私はライトノベルなんてジャンルは存在しないと思っています。だってそうじゃないですか、一口にライトノベルと言ってもSFあり、学園ものあり、バトルものありと千差万別。それをライトノベルというジャンルでひとくくりにするのは、なんぼなんでも乱暴じゃありませんか。いったい全体何を表現しようとしているのですか。だから私の中で、ライトノベルという単語は本の装丁を示す言葉でしかありません。ビッグサイト的な二次元絵を表紙にすえて、挿絵も多めに入れれば、はいっ、ライトノベルの出来上がりってなものですよ。

という思想をつい最近まで私は持っていました。正確に書くならば昨日までですね。みなさん、、、、ライトノベルは実在した。ブッバーン。
この前、筒井康隆さんのライトノベルデビュー作という触れ込みの「ビアンカ・オーバースタディ」を読んだんですよ。ビアンカ・オーバースタディは私のライトノベルの定義に照らし合わせるなら、完全にドンピシャなライトノベル。表紙と挿絵は、「灼眼のシャナ」や「涼宮ハルヒの憂鬱」のイラストを手がけるジス・イズ・ライトノベルのいとうのいぢさんです。主人公が美少女で、友達も美少女で、妹も美少女です。非の打ち所がありません、これはライトノベルであるはずだ。でもこれはライトノベルでもなんでもない! クワッ、これがライトノベルであるものか! だって、だって、みなさん聞いてくださいよ、第一章の題名が「哀しみのスペルマ」ですよ? 他の章もすべて「~のスペルマ」というタイトル。まさか直接スペルマ(精子)の話はしないでしょ、暗喩とかそんなんかなーと読み始めたら間違いなく完全にスペルマ(精子)の話だった。名前に偽りなし。主人公の美少女が精子を観察したいから、そこら辺の適当な後輩に精子を提供してもらうとかいう話が展開されます。違う、私の知っているライトノベルは、こんなにリビドーがあふれてはいない。今思えば実はあったんですね、ライトノベルというジャンルに共通してある暗黙のコンセンサスが。例えば、一人称で変にもってまわった言い回しであるとか、主人公が最低三人に思いをよせられていて、かつそれに気づかない鈍感さ、会話が主体、といった独特の空気感がライトノベルにはある。ビアンカ・オーバースタディは、ガワだけライトノベルに似せて中身は似ても似つかない。

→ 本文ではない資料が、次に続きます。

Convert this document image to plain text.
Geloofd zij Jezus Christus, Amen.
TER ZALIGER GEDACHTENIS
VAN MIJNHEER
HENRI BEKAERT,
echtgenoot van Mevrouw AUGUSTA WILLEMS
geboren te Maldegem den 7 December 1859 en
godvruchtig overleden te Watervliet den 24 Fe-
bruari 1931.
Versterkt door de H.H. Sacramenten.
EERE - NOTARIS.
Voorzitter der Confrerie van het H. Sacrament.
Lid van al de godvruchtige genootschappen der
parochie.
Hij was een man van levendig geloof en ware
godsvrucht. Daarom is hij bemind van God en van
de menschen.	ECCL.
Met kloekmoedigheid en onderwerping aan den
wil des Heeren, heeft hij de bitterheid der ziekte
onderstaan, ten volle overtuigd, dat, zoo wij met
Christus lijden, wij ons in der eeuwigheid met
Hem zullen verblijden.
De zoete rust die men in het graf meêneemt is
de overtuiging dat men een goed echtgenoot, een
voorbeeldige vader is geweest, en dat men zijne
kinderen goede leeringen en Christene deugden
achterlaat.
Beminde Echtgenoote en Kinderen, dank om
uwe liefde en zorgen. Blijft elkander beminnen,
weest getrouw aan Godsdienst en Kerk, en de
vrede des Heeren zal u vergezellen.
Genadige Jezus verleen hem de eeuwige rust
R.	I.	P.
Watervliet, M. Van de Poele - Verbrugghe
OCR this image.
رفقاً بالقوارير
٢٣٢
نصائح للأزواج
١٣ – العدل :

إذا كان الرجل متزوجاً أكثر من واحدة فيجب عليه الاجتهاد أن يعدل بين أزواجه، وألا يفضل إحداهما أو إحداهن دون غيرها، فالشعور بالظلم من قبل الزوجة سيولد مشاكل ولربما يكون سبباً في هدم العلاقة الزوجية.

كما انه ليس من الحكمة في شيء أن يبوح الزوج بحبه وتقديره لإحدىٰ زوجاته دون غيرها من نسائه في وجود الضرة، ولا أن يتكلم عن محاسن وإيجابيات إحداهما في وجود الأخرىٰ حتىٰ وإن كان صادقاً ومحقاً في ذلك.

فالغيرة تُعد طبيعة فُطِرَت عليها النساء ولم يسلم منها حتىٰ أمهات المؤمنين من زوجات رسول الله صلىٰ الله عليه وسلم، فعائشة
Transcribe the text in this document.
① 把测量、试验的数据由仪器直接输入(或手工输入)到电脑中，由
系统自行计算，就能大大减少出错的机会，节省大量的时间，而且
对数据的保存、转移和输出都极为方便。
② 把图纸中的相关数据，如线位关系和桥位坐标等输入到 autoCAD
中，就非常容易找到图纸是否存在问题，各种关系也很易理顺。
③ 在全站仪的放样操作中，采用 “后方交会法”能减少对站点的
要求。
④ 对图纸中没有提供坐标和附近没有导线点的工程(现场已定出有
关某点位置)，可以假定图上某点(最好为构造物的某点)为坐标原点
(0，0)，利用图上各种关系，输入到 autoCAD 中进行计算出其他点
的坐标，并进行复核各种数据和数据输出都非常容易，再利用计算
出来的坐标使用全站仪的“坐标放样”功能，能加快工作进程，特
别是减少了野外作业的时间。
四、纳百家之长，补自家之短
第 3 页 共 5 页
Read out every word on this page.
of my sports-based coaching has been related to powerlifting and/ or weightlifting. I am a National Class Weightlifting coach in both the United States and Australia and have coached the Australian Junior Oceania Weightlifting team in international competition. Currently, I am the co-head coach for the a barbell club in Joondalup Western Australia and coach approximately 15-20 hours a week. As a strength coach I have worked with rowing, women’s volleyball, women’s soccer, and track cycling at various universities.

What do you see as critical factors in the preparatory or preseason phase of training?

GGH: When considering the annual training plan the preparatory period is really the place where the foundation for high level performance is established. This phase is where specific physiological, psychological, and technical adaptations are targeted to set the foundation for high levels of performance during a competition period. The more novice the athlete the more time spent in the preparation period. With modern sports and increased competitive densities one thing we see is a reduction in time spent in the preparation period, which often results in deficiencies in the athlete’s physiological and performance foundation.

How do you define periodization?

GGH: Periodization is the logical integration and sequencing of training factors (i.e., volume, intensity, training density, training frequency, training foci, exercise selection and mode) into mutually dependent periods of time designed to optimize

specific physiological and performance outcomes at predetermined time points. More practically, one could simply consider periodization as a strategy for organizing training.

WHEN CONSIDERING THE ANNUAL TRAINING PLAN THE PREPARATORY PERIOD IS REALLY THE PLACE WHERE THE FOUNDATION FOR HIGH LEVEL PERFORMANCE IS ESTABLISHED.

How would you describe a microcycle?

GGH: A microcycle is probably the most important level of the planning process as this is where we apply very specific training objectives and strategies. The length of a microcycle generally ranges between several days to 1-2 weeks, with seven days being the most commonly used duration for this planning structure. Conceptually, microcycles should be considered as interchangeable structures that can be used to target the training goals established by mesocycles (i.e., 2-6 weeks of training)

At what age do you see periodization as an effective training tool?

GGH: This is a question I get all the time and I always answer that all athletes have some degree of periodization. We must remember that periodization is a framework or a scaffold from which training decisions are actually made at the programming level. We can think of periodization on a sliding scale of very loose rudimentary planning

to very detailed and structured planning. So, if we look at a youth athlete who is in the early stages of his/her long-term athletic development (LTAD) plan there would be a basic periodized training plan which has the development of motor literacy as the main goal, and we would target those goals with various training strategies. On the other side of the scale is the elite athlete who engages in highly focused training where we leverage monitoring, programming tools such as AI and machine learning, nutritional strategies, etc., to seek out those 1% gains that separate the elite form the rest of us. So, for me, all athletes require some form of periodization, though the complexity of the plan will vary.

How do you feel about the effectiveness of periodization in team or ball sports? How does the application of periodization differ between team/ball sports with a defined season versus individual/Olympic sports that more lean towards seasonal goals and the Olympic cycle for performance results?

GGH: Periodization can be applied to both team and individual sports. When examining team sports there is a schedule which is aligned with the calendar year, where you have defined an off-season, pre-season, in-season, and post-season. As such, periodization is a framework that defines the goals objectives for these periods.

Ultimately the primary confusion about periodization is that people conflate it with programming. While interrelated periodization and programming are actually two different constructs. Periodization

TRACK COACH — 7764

これは、わざと既存のライトノベルに似せていないのではないかと思う。だって、筒井康隆さんって基本はSF作家ですが、コメディだろうが、ファンタジーだろうが、どんな文体も変幻自在の恐ろしく器用な方です。ライトノベルを書こうと思えばいくらでも書けるはずなのです。そこをあえて、いとうのいぢ と リビドー とを融合した違和感バリバリの見たことがないジャンルの作品に仕上げてきました。すごい、筒井康隆さんはやっぱりすごい、どうしてこんなに絶妙に気持ちの悪い文章が書けるんだ。